Google had the attention of the tech media and blogosphere most of last week by virtue of their annual I/O event, during which they announced many new products, services, and initiatives. One of those new products is the Chrome Book - a web-only laptop that aims to change personal computing forever by stripping out hardware and taking our computing experience into the cloud. To help explain (and sell) the Chrome Book to consumers, Google created a fantastic online video that is simple yet full of humor.
The Google Chrome Book Video Ads
The Chrome Book is a clever idea, and likely a fairly decent indicator of where we're headed, but it's also a bit ahead of its time.
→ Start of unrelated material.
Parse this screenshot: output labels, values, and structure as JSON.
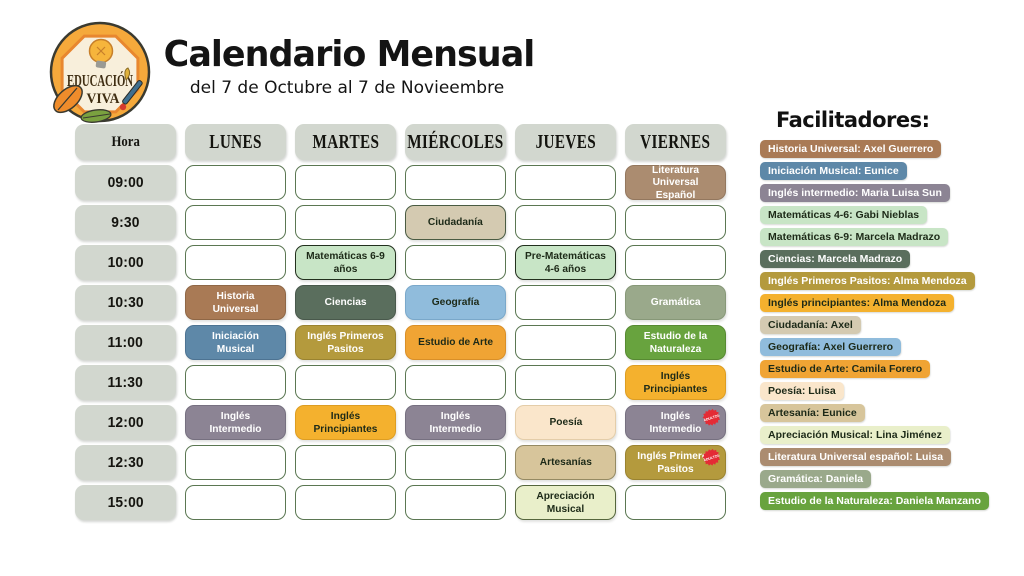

The device - and the need for it - require a little "selling" with the public, who don't always know their cloud from their internal hard drive. How exactly is the Chrome Book different from a regular laptop? Why does it boot directly to the browser? What do you mean I won't be able to change my desktop background. These are questions the public will be asking; thankfully, Google's already got a handy - and funny - answer.
Check out the multi-purpose video Google created to help demystify the Chrome Book:
It's quite possibly the first commercial I've ever seen for a consumer product that includes the warning, "Don't throw it in the river."
They've also made a second web video ad, which is a bit more "cute" than outright "funny," and concentrates more pointing out one of the biggest headaches of traditional personal computing - boot time:
Is Chrome Book Ahead Of Its Time?
There are many who feel like this kind of cloud-based set-up is where personal computing is heading. I happen to be one of them. But I do still think it's a little ways off. Most consumers just aren't ready to make the leap to a device that has no hard drive and no wallpaper - and that uses the web for everything. Despite the fact that technology has advanced to a place where this kind of machine is possible, the public is on a learning curve. It might take a while for them to find comfort with a computer this - light.
Don't forget how many shrugged shoulders Apple saw when they released the Macbook Air. People simply didn't understand a new laptop that had no CD/DVD drive or any real hard drive space to speak of. Yet a few years later, it's selling quite well, thank you very much.
So don't let the naysayers convince you that Chrome Book can't sell. It can. It may have an uphill climb--as does any product that first needs to educate the public about a problem before then selling them the solution--but it can sell. Macbook Air, tablet devices, and even smart phones are all increasing in usage and popularity, teaching the public little by little that they don't need local memory or disc drives - teaching them to rely on browser-based utilities whether or not they even know that's what they're learning.
Why The Video Ad Works
Which brings me back to the Google video. If they just released the Chrome Book without a simple explanation marketing piece, the public probably wouldn't see it as something new - it might get lost in a sea of other laptops - it looks just like a laptop, after all.
And Chrome Book is about more than selling devices. Google is trying to usher in a bit of revolution for personal computing. And when you consider how many Google services stand to benefit from a public shift to the cloud - YouTube, Docs, Calendar, the just-announced music storage service - you can see why they'd be interested in taking the time to educate them.
And their first ad out of the gate is a fantastic one.. one that educates while simultaneously entertaining. It won't single handedly win the marketing battle and make Chrome Book an instant success, but it'll help a great deal.